Supervivencia de adultos hospitalizados con COVID-19 y Redemsivir: reanálisis bayesiano y metaanálisis de dos ensayos clínicos

Abstract

INTRODUCCIÓN: entre los numerosos tratamientos evaluados contra la COVID-19, se encuentra el remdesivir, para el cual no se ha reportado efecto sobre la mortalidad. El objetivo de esta revisión es evaluar el efecto del remdesivir sobre la mortalidad en los primeros 28 días en pacientes hospitalizados por COVID-19. MÉTODOS: se efectuó una revisión en PubMed. Se seleccionaron solo los ensayos con asignación aleatoria que reportaron mortalidad a 28 días. El efecto del tratamiento se evaluó mediante un modelo bayesiano de efecto fijo y calculando la distribución posterior del riesgo relativo (RR) y el hazard ratio (HR). RESULTADOS: se encontraron dos ensayos clínicos que cumplieron los criterios de selección.
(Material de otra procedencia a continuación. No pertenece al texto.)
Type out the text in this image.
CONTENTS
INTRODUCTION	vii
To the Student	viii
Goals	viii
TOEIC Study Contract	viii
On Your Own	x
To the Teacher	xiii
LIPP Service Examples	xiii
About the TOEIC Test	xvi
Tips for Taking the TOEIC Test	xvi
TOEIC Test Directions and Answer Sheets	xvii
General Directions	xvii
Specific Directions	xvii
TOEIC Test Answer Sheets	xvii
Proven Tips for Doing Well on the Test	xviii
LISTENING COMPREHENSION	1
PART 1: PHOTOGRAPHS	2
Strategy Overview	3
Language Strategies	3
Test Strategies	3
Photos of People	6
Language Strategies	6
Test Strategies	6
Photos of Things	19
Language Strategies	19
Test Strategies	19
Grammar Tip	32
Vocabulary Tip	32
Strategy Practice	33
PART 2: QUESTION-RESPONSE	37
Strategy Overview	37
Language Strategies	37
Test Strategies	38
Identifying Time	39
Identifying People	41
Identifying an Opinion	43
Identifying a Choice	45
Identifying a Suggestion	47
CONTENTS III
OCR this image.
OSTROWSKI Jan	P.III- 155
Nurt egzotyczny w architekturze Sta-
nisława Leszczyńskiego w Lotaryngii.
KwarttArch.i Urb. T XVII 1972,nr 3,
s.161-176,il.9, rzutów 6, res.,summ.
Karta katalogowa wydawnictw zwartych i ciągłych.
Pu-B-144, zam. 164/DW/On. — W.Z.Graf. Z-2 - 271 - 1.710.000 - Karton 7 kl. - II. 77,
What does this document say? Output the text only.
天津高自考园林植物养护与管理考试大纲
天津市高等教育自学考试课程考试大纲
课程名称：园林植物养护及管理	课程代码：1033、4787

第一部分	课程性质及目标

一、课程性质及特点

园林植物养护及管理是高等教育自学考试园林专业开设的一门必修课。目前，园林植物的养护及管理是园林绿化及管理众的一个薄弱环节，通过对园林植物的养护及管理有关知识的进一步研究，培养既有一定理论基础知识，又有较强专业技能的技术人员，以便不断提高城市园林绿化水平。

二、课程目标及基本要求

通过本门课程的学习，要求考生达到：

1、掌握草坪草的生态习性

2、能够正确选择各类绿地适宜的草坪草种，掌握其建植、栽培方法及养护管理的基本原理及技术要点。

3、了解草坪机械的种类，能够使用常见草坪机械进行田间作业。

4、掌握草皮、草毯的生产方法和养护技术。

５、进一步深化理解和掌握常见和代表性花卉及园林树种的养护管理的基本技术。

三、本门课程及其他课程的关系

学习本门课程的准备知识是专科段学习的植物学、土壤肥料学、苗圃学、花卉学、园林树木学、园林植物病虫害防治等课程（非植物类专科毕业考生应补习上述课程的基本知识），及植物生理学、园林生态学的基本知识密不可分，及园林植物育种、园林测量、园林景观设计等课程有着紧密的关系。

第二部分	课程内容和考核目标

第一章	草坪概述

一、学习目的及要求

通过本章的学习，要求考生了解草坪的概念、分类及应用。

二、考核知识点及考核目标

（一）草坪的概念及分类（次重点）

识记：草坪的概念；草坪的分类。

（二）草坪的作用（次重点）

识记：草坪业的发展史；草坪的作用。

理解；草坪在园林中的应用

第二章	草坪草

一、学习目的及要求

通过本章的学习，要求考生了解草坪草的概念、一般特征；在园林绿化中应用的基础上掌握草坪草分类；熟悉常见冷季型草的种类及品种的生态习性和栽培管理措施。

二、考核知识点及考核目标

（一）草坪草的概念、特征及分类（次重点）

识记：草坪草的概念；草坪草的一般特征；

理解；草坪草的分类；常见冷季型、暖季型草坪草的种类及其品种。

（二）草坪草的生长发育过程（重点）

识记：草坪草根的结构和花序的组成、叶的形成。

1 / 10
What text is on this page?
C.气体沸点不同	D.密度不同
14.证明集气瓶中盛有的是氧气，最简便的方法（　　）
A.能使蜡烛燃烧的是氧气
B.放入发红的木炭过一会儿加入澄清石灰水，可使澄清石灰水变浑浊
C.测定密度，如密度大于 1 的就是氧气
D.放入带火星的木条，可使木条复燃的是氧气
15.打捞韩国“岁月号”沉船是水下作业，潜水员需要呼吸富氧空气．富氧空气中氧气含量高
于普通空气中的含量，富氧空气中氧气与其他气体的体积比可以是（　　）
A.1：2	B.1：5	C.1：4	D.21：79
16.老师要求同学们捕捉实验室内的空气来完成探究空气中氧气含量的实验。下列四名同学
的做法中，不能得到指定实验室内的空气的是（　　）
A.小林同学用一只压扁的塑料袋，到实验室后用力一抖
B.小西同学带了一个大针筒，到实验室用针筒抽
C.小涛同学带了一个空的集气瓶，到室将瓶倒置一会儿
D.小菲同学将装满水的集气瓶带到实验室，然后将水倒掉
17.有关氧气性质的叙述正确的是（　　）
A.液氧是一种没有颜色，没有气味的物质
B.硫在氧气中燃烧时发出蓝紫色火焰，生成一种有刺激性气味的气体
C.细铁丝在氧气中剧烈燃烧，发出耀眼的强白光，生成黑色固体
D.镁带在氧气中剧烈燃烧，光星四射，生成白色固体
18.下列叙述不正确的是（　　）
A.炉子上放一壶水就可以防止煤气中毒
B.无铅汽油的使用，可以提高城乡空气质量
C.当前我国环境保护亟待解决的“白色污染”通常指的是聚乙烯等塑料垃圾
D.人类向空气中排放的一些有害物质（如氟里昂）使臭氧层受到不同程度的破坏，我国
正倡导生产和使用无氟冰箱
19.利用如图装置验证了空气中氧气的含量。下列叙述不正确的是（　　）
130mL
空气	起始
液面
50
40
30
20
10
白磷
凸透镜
La probabilidad de un RR combinado menor a 1 a favor de remdesivir para la mortalidad a 14 días fue de 98 %, con un intervalo de credibilidad de mayor densidad del 95% (ICrMD95% de 0,42-0,91) mientras que, mediante el reanálisis del estudio Adaptive COVID-19 Treatment Trial (ACTT-1) de Beigel et al., la probabilidad de un HR menor a 1 a favor de remdesivir fue de 96 %, con un ICrMD95% de 0,44-0,99. CONCLUSIONES: tanto el metaanálisis como el reanálisis bayesiano apoyan la existencia de un efecto favorable del tratamiento con remdesivir sobre la mortalidad de pacientes con neumonía por COVID-19.

(EN) INTRODUCTION: remdesivir is one of the numerous treatments evaluated against COVID-19, for which no effect on mortality has been reported. The objective of this review is to evaluate the effect of remdesivir on mortality in the first 28 days in patients hospitalized for COVID-19. METHODS: a review was made in PubMed. Only randomized trials reporting 28-day mortality were selected. The treatment effect was evaluated using a fixed effect Bayesian model, and calculating the posterior distribution of relative risk (RR) and hazard ratio (HR). RESULTS: two clinical trials were found that met the selection criteria. The probability of a combined RR of less than 1 in favor of remdesivir for mortality at 14 days was 98%, with an 95% High Density credibility Interval (HDCrI 95%) [0.42 to 0.91], while, by re-analysis of Beigel’s ACTT-1, the probability of a HR less than 1 in favor of remdesivir was 96%, with an HDCrI 95% [0.44 to 0.99]. CONCLUSION: both the meta-analysis of and the Bayesian re-analysis support the existence of a favorable effect of treatment with remdesivir in patients with COVID-19 pneumonia.